Il 12 aprile è stata adottata in via definitiva la direttiva sulle case green, con l’obiettivo di una riconversione del parco immobiliare europeo per arrivare a zero emissioni entro il 2050. Dopo una trattativa protrattasi per mesi, il testo è stato infine approvato dall’Ecofin, che riunisce i ministri di Economia e Finanze della UE, ed entrerà ufficialmente in vigore 20 giorni dopo la pubblicazione sulla Gazzetta Ufficiale comunitaria.
Dalla pubblicazione all’implementazione possono passare due anni, e dunque, teoricamente, dovrebbe essere il governo Meloni ad occuparsene. Ossia l’unico esecutivo che, insieme a quello dell’Ungheria, ha votato contro la direttiva (Svezia, Repubblica Ceca, Croazia, Polonia e Slovacchia si sono astenute).
Il testo della direttiva è cambiato in un gioco al continuo ribasso rispetto alle ambizioni iniziali, e nella forma attuale prevede che ogni Stato definisca un proprio piano nazionale di ristrutturazione, purché si raggiungano determinati obiettivi. Una flessibilità che comunque, in un paese dove oltre la metà degli edifici risale a prima del 1970, significherà un’ingente spesa.
Il ministro dell’Economia Giorgetti ha infatti ribadito che il problema rimane “chi paga?“. Il presidente di Confedilizia, Giorgio Spaziani Testa, ci ha tenuto a ribadire la spada di Damocle che pende sul governo, ricordando che “nessun obbligo di intervento sugli immobili è ad oggi previsto. Solo il governo potrebbe imporlo, recependo la direttiva“.
Le finte opposizioni italiane ne hanno subito approfittato per criticare Palazzo Chigi sul tema ambientale. Tiziana Beghin, del Movimento 5 Stelle, ha criticato Giorgetti perché anziché “chiedere risorse aggiuntive […] preferisce una sterile quanto inutile opposizione di bandiera“.
La realtà è che, in quanto a sterilità, sono queste dichiarazioni propagandistiche a vincere. Come è successo altre volte, Giorgetti esprime il realismo dei vincoli euroatlantici imposti alla politica economica: col nuovo Patto di Stabilità e un Def che già presagisce miliardi e miliardi di austerità, chi può credere che si potrebbe ottenere un euro per una direttiva già mutilata?
Il “chi paga?” rimane, e sarà il nodo fondamentale della faccenda quando il governo Meloni dovrà mettere mano alla questione.
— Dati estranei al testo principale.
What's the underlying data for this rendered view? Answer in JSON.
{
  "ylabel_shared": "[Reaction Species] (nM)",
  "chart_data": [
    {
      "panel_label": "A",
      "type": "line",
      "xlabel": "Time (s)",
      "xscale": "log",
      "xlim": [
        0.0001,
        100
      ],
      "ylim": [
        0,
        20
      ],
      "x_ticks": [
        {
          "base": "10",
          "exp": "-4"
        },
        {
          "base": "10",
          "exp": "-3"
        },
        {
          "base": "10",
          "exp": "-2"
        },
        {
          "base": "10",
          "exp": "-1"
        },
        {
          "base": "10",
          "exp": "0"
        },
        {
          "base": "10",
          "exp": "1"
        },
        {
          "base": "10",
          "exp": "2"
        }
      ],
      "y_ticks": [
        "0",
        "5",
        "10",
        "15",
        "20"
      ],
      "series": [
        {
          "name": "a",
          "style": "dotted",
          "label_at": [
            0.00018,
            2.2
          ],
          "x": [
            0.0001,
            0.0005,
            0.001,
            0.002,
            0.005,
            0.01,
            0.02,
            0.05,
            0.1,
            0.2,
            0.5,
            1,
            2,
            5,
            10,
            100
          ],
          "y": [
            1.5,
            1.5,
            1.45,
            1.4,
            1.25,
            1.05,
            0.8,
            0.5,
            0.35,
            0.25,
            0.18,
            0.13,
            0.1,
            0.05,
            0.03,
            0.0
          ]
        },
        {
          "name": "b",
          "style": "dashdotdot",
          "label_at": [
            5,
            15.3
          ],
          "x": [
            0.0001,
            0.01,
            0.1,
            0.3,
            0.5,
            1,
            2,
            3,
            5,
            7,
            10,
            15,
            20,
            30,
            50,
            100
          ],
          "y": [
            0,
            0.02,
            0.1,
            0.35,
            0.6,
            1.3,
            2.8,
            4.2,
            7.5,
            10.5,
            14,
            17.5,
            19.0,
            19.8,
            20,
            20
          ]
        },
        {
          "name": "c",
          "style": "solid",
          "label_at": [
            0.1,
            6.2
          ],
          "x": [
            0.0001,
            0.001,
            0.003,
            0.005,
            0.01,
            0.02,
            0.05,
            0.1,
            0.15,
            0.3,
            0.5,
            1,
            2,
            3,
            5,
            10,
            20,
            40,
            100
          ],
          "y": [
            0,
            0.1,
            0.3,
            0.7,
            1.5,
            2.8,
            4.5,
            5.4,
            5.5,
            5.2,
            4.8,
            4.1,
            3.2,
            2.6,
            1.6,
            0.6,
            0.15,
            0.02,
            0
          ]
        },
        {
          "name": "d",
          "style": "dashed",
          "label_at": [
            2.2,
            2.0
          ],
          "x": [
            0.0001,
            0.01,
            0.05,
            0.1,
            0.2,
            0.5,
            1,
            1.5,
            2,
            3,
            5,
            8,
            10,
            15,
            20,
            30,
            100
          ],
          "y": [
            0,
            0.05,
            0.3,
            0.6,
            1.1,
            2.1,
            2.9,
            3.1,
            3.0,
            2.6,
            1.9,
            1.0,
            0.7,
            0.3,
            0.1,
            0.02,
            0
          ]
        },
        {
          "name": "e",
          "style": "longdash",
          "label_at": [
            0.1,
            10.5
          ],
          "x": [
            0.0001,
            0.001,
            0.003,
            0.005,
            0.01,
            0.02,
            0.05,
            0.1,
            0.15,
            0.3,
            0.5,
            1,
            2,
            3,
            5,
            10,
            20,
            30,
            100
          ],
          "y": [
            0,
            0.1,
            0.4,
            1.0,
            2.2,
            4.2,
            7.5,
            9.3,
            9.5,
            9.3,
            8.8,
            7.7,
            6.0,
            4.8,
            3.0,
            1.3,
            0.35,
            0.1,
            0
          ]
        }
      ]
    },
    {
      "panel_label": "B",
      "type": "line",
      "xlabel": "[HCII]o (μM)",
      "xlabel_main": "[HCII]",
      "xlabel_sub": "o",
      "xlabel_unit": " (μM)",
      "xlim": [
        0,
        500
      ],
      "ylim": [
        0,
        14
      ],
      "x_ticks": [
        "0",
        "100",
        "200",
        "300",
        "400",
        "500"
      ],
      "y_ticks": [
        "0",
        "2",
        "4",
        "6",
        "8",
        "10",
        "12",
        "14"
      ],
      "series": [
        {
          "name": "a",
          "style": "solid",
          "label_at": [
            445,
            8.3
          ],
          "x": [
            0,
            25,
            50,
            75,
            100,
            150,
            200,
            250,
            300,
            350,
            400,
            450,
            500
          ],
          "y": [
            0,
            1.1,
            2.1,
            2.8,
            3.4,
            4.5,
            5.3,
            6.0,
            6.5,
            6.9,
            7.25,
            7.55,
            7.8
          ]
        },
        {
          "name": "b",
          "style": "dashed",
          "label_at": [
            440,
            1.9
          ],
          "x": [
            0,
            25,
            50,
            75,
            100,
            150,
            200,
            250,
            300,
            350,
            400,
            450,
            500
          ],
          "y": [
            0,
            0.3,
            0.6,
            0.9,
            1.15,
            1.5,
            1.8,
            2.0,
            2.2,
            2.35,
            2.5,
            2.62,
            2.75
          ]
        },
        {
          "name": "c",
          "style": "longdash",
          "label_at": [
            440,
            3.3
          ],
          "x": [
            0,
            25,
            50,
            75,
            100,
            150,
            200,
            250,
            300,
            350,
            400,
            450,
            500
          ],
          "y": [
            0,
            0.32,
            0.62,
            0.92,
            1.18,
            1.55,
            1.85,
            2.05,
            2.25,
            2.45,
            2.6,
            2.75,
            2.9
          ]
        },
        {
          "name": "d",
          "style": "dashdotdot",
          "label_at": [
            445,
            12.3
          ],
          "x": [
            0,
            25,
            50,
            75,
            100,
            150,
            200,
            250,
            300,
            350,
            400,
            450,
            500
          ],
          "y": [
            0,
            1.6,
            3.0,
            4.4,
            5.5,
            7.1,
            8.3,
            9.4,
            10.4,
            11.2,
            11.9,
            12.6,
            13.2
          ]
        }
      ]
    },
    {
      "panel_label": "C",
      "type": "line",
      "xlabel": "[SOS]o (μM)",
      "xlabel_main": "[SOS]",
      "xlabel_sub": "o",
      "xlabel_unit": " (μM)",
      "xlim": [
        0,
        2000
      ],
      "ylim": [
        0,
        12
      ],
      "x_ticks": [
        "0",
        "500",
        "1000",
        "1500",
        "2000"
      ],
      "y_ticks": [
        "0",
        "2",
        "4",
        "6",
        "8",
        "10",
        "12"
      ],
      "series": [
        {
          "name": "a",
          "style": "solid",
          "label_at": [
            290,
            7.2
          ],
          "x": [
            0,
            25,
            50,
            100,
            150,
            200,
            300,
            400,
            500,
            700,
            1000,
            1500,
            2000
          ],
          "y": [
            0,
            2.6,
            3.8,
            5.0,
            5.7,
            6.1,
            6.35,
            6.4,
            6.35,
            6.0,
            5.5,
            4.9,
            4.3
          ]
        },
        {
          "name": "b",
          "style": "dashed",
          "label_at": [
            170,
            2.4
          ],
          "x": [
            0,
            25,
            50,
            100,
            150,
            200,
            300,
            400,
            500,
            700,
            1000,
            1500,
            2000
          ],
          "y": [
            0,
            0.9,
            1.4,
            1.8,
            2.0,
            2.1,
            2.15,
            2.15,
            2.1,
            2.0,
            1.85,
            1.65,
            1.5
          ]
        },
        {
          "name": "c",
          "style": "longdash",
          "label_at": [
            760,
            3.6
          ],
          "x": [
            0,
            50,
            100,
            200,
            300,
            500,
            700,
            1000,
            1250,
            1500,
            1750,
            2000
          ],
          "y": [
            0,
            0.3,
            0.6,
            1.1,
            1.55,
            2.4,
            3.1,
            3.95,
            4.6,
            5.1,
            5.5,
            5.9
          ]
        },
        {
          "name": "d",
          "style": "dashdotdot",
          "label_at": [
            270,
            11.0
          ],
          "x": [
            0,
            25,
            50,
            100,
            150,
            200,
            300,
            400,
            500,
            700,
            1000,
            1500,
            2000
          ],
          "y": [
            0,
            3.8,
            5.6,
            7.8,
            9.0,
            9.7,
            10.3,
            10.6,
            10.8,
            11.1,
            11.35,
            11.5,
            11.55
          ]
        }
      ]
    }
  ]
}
La risposta la sa tutta la classe dirigente: pagheranno i lavoratori, e la destra dovrà spiegare che non è l’immigrato che sta togliendo soldi dalle loro tasche o lo «status symbol» della casa di proprietà, ma Bruxelles.
Sempre che il governo regga in un quadro in cui l’adesione totale alle tagliole della UE sta svuotando sempre più di significato le sparate sulla “sovranità nazionale” fatte per fini elettorali. Un esecutivo che prepara un altro enorme condono col nome di «pace edilizia», mentre gli viene richiesto l’ammodernamento degli edifici, è già evidentemente con l’acqua alla gola.
Il governo Meloni è però solo un sintomo di un problema sistemico. L’annacquato dettato della disposizione ci ricorda come la contraddizione fondamentale di tutta questa storia sia l’impossibilità di conciliare profitto e tutela dell’ambiente.
Ma non è solo una questione di fatturati e fondi. Per ridurre (neanche più combattere) la crisi climatica, serve un diverso indirizzo politico generale, che riorganizzi l’intero modello in rottura con quei vincoli già ricordati che incatenano il nostro paese a un modello di competizione e accaparramento, ormai votato alla guerra.